Service – the process of sending or giving court documents to a party after they have been filed, in accordance with the rules of court. Service ensures that all parties have received the documents filed with a court.
Subpoena – a document issued by a court, at the request of a party, requiring a person to produce documents and/or give evidence to the court.
Transcript – a record of the spoken evidence in a court case. All court hearings are recorded, except uncontested divorce hearings. The court does not order to provide transcripts and does not provide transcripts to parties. If a party orders a transcript, they will be responsible for the costs.
Frequently Asked Questions (FAQs)
1. What is the role of the Family Court in Brisbane?
The Family Court in Brisbane handles various family-related legal matters, including divorce, child custody, property disputes, and more.
2. What are consent orders?
Consent orders are legally binding agreements reached by parties involved in a family law dispute without the need for a court trial.

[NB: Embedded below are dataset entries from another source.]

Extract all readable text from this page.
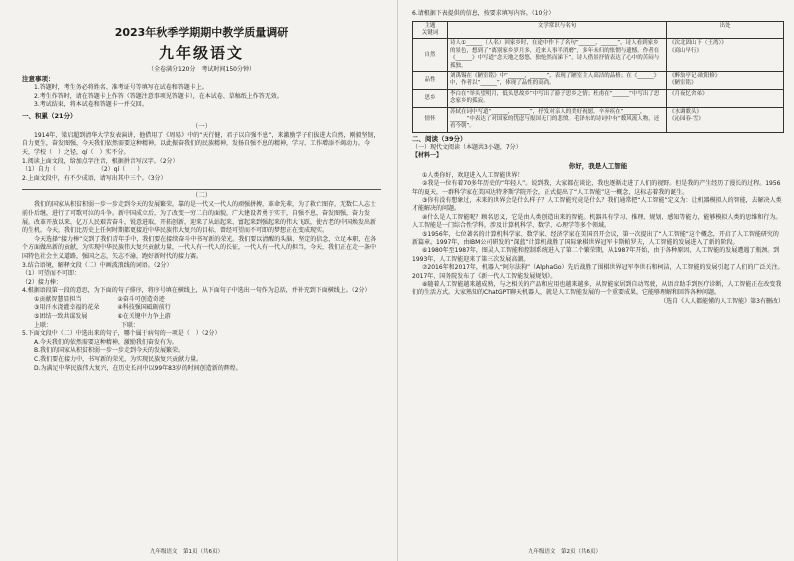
2023年秋季学期期中教学质量调研
九年级语文
（全卷满分120分　考试时间150分钟）
注意事项：

1.答题时，考生务必将姓名、准考证号等填写在试卷和答题卡上。

2.考生作答时，请在答题卡上作答（答题注意事项见答题卡），在本试卷、草稿纸上作答无效。

3.考试结束，将本试卷和答题卡一并交回。

一、积累（21分）
（一）

1914年，梁启超到清华大学发表演讲，他借用了《周易》中的“天行健，君子以自强不息”，来激励学子们拔进大自然，刚毅坚韧，自力更生，奋发图强，今天我们依然需要这种精神，以此振奋我们的民族精神，发扬自强不息的精神，学习、工作增添不竭动力。今天，学校（　）之径，qí（　）实不分。

1.阅读上面文段，给加点字注音，根据拼音写汉字。（2分）

（1）自力（　　）　　　　　（2）qí（　　）

2.上面文段中，有不少成语，请写出其中三个。（3分）

（二）

我们的国家从积贫积弱一步一步走到今天的发展繁荣，靠的是一代又一代人的顽强拼搏，革命先辈，为了救亡图存，无数仁人志士前仆后继，进行了可歌可泣的斗争。新中国成立后，为了改变一穷二白的面貌，广大建设者勇于实干，自强不息，奋发图强，奋力发展，改革开放以来，亿万人民艰苦奋斗，锐意进取，开拓创新，迎来了从站起来、富起来到强起来的伟大飞跃，使古老的中国焕发出新的生机。今天，我们比历史上任何时期都更接近中华民族伟大复兴的目标，曾经可望而不可即的梦想正在变成现实。

今天选择“接力棒”交到了我们青年手中，我们要在接续奋斗中书写新的荣光。我们要以清醒的头脑、坚定的信念，立足本职，在各个方面做出新的贡献，为实现中华民族伟大复兴贡献力量，一代人有一代人的长征，一代人有一代人的担当，今天，我们正在走一条中国特色社会主义道路，强国之志，矢志不渝，跑好新时代的接力赛。

3.结合语境，解释文段（二）中画波浪线的词语。（2分）

（1）可望而不可即：

（2）接力棒：

4.根据语段第一段的意思，为下面的句子排序，将序号填在横线上，从下面句子中选出一句作为总括，并补充到下面横线上。（2分）

①贡献智慧显担当　　　　　　②奋斗可创造奇迹

③用汗水浇灌幸福的花朵　　　④科技强国砥砺前行

⑤团结一致共谋发展　　　　　⑥在关键中力争上游

上联：　　　　　　　　　　　　下联：

5.下面文段中（二）中选出来的句子，哪个属于病句的一项是（　）（2分）

A.今天我们的依然需要这种精神，激励我们奋发有为。

B.我们的国家从积贫积弱一步一步走到今天的发展繁荣。

C.我们要在接力中，书写新的荣光，为实现民族复兴贡献力量。

D.为满足中华民族伟大复兴，在历史长河中以99年83岁的时间创造新的辉煌。

九年级语文　第1页（共6页）

6.请根据下表提供的信息，按要求填写内容。（10分）

主题
关键词	文学常识与名句	出处
自然	诗人①______（人名）回家乡时，在途中作下了名句“______，______”，诗人看到家乡的景色，想到了“离别家乡岁月多，近来人事半消磨”，多年未归的怅惘与遗憾。作者在《______》中写道“念天地之悠悠，独怆然而涕下”，诗人借景抒情表达了心中的苦闷与孤独。	《次北固山下（王湾）》
《商山早行》
品性	刘禹锡在《陋室铭》中“______，______”，表现了陋室主人高洁的品格；在《______》中，作者以“______”，体现了品性的高尚。	《醉翁亭记·欧阳修》
《陋室铭》
思乡	李白在“举头望明月，低头思故乡”中写出了游子思乡之情；杜甫在“______”中写出了思念家乡的孤寂。	《月夜忆舍弟》
情怀	苏轼在词中写道“______，______”，抒发对亲人的美好祝愿。辛弃疾在“______，______”中表达了对国家的忧虑与报国无门的悲愤。毛泽东的诗词中有“数风流人物，还看今朝”。	《水调歌头》
《沁园春·雪》
二、阅读（39分）

（一）现代文阅读（本题共3小题，7分）

【材料一】

你好，我是人工智能

①人类你好，欢迎进入人工智能世界！

②我是一位有着70多年历史的“年轻人”。说到我，大家都在谈论，我也逐渐走进了人们的视野。但是我的产生经历了漫长的过程。1956年的夏天，一群科学家在美国达特茅斯学院开会，正式提出了“人工智能”这一概念，这标志着我的诞生。

③你有没有想象过，未来的世界会是什么样子？人工智能究竟是什么？我们通常把“人工智能”定义为：让机器模拟人的智能，去解决人类才能解决的问题。

④什么是人工智能呢？顾名思义，它是由人类创造出来的智能。机器具有学习、推理、规划、感知等能力，能够模拟人类的思维和行为。人工智能是一门综合性学科，涉及计算机科学、数学、心理学等多个领域。

⑤1956年，七位著名的计算机科学家、数学家、经济学家在美国召开会议，第一次提出了“人工智能”这个概念，开启了人工智能研究的新篇章。1997年，由IBM公司研发的“深蓝”计算机战胜了国际象棋世界冠军卡斯帕罗夫，人工智能的发展进入了新的阶段。

⑥1980年至1987年，图灵人工智能和控制系统进入了第二个繁荣期，从1987年开始，由于各种原因，人工智能的发展遭遇了瓶颈。到1993年，人工智能迎来了第三次发展高潮。

⑦2016年和2017年，机器人“阿尔法狗”（AlphaGo）先后战胜了围棋世界冠军李世石和柯洁，人工智能的发展引起了人们的广泛关注。2017年，国务院发布了《新一代人工智能发展规划》。

⑧随着人工智能越来越成熟，与之相关的产品和应用也越来越多，从智能家居到自动驾驶，从语音助手到医疗诊断，人工智能正在改变我们的生活方式。大家熟知的ChatGPT聊天机器人，就是人工智能发展的一个重要成果，它能够理解和回答各种问题。

（选自《人人都能懂的人工智能》第3有删改）

九年级语文　第2页（共6页）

They cover important aspects like children, property, and finances.
3. How is child custody determined in Brisbane?
Child custody arrangements in Brisbane can include sole custody, joint custody, or shared custody, depending on the best interests of the child.
4. What is spousal maintenance, and when is it applicable?
Spousal maintenance is financial support paid by one spouse to the other after separation or divorce. It’s applicable in specific circumstances, considering factors like financial need and the ability to pay.
5. What is the purpose of mediation in family law cases?
Mediation is a crucial step in resolving family law disputes. It aims to help parties reach a mutually agreeable solution with the assistance of a neutral mediator.
6. How is child support calculated in Brisbane?
Child support calculations in Brisbane consider factors such as income, the number of children, and the parents’ living arrangements.
Navigating the Family Court system in Brisbane requires a solid understanding of the legal terms and phrases used in family law proceedings. By familiarizing yourself with the key concepts, you’ll be better prepared to make informed decisions and advocate for your rights. Remember, seeking professional legal advice is essential when dealing with family law matters to ensure the best possible outcome.